Kohlberg Kravis Roberts (KKR), in tandem with money manager Altegris Advisors, has set up a vehicle that will allow wealthy individuals to commit as little as $10,000 to its buyout funds, according to a Form N-2 filing with the Securities and Exchange Commission (SEC).
A KKR spokesperson was unable to immediately respond to request for comment.
The vehicle, Altegris KKR Private Equity Master Fund, will act as a feeder fund to KKR's institutional buyout funds, which have a substantially higher minimum investment requirement, usually in the millions.
Despite the lower threshold, Altegris will be required to certify that commitments to the fund are being made directly or indirectly by “accredited investors” as required under Regulation D of the Investment Advisers Act – meaning KKR will not be dealing directly with its smaller investors.
Accredited investors are defined as someone who is worth $1 million (not including their house), who earns $200,000 a year, or has a household income of $300,000.
In order to ensure only accredited investors committed to the fund, each prospective investor was required to submit to Altegris a completed “investor application” for compliance purposes.
Pending regulatory approval, the fund will be priced at $10 per share – but the fund will not actually sell any shares unless it raises at least $25 million, according to the filing.
The ability for investors to sell their shares will at first be limited. After two years, the fund may hold tender offers for shares and after the third year it will recommend repurchases on a quarterly basis. At that point investors who have held their shares for less than a year and want to sell will have to pay a 2 percent fee, according to the filing.
In addition, the fund may allow investors to sell their shares to others on a platform operated by NASDAQ Private Market, a marketplace for buying and selling shares of private companies.

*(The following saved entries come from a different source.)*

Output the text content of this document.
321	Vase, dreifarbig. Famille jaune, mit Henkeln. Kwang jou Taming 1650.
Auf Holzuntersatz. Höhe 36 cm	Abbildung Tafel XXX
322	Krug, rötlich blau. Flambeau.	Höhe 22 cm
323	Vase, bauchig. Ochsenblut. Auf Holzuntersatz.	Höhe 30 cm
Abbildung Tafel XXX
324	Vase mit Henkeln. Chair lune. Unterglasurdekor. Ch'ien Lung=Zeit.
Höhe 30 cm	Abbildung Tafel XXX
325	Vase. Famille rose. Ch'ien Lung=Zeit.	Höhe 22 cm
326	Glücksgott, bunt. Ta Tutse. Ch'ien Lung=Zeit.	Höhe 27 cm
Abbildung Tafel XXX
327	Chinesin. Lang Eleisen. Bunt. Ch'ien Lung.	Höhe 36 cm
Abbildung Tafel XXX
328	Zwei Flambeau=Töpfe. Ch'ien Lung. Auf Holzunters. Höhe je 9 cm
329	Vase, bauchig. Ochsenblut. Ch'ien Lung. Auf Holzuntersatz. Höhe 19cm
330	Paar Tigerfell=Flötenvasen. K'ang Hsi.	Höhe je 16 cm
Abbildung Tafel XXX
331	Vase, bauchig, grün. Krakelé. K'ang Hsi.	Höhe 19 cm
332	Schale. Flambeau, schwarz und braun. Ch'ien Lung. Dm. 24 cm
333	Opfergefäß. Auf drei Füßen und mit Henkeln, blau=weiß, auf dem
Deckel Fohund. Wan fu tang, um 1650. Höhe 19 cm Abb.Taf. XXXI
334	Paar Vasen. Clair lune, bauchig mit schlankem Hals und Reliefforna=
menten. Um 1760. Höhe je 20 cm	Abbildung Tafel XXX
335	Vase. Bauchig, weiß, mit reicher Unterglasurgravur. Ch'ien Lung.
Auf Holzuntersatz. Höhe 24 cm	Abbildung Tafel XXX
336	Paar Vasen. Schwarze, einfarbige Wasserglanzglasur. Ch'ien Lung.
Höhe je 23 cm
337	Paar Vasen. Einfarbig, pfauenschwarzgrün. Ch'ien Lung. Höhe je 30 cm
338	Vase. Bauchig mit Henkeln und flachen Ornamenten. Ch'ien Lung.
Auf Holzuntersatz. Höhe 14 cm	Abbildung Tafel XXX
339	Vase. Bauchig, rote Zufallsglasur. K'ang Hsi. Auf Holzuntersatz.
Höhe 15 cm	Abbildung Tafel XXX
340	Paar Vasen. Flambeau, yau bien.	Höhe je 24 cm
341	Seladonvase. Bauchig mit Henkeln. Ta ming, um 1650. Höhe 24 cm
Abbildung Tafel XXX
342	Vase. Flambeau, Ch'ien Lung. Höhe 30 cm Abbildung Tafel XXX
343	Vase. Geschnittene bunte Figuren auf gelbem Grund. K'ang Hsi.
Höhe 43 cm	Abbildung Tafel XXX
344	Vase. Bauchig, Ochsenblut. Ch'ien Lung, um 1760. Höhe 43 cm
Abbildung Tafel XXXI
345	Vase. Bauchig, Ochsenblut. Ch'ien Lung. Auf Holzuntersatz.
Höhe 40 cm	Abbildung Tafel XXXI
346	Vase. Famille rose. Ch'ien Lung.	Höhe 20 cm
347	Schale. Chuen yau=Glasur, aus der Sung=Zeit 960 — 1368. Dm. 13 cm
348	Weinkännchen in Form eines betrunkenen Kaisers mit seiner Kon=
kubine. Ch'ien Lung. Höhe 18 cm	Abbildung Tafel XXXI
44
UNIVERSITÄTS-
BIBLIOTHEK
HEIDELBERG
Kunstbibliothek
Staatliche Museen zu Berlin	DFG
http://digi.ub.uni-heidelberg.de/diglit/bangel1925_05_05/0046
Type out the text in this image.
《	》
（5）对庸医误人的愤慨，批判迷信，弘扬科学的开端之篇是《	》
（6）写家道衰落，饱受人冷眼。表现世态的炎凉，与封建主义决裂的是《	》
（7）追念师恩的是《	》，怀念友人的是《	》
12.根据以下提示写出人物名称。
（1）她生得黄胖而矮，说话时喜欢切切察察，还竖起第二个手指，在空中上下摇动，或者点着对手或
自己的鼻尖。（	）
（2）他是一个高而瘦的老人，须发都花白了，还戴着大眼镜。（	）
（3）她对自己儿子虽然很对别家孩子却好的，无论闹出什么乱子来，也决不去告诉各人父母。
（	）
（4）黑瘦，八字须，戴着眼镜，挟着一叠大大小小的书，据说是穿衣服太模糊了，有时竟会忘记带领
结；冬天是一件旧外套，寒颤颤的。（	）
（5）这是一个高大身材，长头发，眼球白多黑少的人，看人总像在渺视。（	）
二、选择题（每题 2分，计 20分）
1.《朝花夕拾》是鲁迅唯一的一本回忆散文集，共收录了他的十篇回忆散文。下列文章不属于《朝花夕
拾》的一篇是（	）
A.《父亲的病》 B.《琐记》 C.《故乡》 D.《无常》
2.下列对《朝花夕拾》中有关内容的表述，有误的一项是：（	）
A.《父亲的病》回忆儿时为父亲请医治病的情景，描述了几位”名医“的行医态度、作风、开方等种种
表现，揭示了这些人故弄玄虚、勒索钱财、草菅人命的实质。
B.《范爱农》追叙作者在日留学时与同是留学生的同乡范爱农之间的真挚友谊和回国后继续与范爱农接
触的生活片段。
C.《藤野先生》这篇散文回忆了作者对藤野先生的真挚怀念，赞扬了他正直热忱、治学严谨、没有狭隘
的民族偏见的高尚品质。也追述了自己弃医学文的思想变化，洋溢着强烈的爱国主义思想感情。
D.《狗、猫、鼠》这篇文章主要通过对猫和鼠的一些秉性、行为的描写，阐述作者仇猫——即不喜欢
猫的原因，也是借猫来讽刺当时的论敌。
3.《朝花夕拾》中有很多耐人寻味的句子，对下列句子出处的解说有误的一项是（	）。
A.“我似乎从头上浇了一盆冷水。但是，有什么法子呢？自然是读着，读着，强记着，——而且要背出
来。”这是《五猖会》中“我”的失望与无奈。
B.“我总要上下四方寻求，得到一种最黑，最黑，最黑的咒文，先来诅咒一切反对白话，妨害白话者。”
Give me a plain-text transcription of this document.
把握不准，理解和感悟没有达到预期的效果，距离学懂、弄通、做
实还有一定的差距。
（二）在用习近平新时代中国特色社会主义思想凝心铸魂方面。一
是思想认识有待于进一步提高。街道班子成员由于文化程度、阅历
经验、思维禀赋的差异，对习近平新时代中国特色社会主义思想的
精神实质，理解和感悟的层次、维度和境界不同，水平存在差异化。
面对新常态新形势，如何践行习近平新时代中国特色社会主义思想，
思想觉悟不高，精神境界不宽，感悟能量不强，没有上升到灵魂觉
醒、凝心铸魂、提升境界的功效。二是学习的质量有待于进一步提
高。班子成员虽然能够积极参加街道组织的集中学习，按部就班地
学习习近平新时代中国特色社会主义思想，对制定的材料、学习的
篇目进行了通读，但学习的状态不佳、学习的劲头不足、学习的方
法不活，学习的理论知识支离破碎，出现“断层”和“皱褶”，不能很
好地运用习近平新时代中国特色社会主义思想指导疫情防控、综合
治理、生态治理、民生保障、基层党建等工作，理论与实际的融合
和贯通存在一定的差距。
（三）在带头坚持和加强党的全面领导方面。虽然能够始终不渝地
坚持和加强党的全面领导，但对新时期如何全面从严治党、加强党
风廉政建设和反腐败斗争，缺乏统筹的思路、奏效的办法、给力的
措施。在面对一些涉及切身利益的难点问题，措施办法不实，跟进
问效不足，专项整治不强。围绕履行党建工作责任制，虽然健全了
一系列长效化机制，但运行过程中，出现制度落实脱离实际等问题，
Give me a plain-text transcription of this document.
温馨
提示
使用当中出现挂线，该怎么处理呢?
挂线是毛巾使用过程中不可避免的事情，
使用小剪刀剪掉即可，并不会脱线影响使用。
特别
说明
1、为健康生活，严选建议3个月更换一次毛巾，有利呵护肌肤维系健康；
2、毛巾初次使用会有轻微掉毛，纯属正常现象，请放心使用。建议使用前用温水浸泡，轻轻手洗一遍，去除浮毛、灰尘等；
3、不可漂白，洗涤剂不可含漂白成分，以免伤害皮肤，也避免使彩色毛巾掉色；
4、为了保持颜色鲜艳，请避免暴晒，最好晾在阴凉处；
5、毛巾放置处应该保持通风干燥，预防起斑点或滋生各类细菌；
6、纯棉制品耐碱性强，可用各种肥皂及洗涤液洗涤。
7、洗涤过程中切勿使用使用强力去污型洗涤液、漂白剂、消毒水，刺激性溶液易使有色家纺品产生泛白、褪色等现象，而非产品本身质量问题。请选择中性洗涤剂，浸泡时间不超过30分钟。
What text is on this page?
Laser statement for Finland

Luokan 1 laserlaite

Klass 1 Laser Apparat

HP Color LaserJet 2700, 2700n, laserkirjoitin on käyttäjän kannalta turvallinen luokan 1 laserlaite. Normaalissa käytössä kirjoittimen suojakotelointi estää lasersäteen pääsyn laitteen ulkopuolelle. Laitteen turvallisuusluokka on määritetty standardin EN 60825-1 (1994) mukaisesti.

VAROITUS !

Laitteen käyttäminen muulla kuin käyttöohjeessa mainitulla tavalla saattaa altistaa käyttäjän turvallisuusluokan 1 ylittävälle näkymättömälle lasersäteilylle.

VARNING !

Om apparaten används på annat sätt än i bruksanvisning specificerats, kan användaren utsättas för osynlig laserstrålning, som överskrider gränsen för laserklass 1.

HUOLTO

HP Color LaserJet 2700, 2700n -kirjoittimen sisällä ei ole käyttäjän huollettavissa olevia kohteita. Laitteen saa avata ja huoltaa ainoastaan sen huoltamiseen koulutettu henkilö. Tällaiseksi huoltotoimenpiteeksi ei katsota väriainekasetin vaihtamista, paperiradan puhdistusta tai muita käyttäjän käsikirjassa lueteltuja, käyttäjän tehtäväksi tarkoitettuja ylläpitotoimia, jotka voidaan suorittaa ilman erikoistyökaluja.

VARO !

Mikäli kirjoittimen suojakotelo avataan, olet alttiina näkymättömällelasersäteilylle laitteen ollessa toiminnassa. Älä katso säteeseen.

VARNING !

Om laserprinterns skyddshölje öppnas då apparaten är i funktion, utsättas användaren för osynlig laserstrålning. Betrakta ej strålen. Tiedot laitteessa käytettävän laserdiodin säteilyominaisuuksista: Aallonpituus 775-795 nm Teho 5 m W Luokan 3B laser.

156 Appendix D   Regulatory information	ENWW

The fund will pay Altegris a monthly management fee of 0.10 percent (1.20 percent on an annualized basis). The fund plans to allocate at least 70 percent of its assets to private equity funds sponsored by KKR.
Last March rival buyout giant The Carlyle Group created a similar feeder fund with independent advisory firm Central Park Advisers, which permitted investors to commit a minimum of $50,000.
A market source familiar with Carlyle's fundraising efforts said the firm wanted “a democratisation of access” to its funds by lowering the commitment bar.
Carlyle maintained its 1.5 percent management fee and 20 percent carried interest rate for its funds, but investors in CPG Carlyle Private Equity Fund pay Central Park Group an additional fee of 1.8 percent (or $900 per $50,000 committed).